C’est le paradoxe de l’élection européenne. Ce scrutin intéresse peu les Français, attire un électorat très conscientisé, essentiellement constitué de cadres euroconvaincus vivant dans des métropoles, et son résultat ne dit rien des élections suivantes. Mais tous les partis le savent, le soir du 9 juin, les résultats du vote donneront lieu à une bataille d’interprétation, avec, en ligne de mire, la présidentielle de 2027.
A gauche, chacun affûte ses armes, espérant refaçonner l’espace politique, après l’échec de la Nouvelle Union populaire écologique et sociale (Nupes). Parviendra-t-on à s’accorder sur un candidat unique pour 2027 ? Et surtout sur un programme commun ? Quel en sera le centre de gravité ?
A trois ans de l’élection suprême, nombreux sont ceux à vouloir profiter du scrutin européen pour remettre en cause l’hégémonie revendiquée par Jean-Luc Mélenchon, jugé incapable d’emmener la gauche au pouvoir. Preuve que la menace est concrète, l’ancien sénateur socialiste, « en retrait mais pas en retraite », a commencé à installer les digues, soucieux de contrer ces ambitions.
Velléités putschistes
Bien qu’il s’en défende, le triple candidat à la présidentielle, âgé de 72 ans, n’a pas renoncé à un quatrième tour de piste. C’est d’ailleurs sans convaincre, surtout pas ceux qui le connaissent de longue date, qu’il promet souhaiter « être remplacé ». D’autant qu’il nuance, en s’incluant dans les « hypothèses » pour 2027.

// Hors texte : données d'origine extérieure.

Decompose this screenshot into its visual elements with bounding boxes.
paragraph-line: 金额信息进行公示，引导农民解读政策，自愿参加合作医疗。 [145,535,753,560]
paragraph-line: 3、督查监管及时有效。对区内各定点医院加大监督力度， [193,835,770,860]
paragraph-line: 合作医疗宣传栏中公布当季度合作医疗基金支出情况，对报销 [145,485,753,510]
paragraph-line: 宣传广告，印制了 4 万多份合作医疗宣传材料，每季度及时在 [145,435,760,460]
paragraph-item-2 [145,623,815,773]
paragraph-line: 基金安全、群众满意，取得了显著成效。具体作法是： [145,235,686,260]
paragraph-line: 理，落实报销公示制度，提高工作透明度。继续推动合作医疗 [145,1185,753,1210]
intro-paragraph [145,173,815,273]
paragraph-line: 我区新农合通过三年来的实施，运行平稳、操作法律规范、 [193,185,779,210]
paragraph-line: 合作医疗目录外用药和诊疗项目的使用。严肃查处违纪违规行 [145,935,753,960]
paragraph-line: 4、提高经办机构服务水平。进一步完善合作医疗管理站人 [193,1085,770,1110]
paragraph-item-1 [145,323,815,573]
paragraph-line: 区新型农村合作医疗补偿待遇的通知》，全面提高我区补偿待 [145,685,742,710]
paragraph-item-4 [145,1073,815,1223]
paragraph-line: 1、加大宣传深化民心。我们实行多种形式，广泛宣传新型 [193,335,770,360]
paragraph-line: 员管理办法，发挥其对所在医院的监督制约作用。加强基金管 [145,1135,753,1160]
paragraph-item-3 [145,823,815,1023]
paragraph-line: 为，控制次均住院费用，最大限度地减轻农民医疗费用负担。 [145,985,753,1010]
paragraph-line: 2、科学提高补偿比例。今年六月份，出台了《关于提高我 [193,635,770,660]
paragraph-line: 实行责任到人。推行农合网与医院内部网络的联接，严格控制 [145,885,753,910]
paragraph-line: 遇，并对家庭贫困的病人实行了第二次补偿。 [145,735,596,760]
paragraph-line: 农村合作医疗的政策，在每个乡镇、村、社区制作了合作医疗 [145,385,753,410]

Première étape, éviter un échec cuisant de la liste de La France insoumise (LFI) à l’élection européenne. Le vieux routier de la politique s’est lancé à corps perdu dans la bataille, s’imposant à la dernière place de la liste, une position non éligible, mais symbolique, et faisant de ce scrutin « le premier tour de la présidentielle ». « Il veut planter son drapeau et se positionner. Sinon, d’autres vont le faire à sa place », analyse le politologue Rémi Lefebvre.
Une implication à double tranchant pour l’ancien sénateur socialiste, conscient qu’un mauvais score lui serait reproché, voire servirait de prétexte à ses contempteurs. Vétéran éprouvé de la vie politique, il a déjà commencé à distiller l’argumentaire qui expliquerait une défaite. « Faute de liste unique, tout semble jouer contre nous », écrit-il, le 6 février sur son blog. Une façon de renvoyer préventivement la faute sur ses anciens partenaires de la Nupes, qui ont tenu à faire cavalier seul aux européennes.
Pour la suite, Jean-Luc Mélenchon tente déjà de contenir les velléités putschistes, en égrenant une liste de successeurs potentiels. Cette liste, qui varie, selon les époques, met en ce moment sur le même plan la présidente du groupe (LFI) à l’Assemblée nationale, Mathilde Panot, le coordinateur du mouvement « insoumis », Manuel Bompard, et le député de la Somme François Ruffin.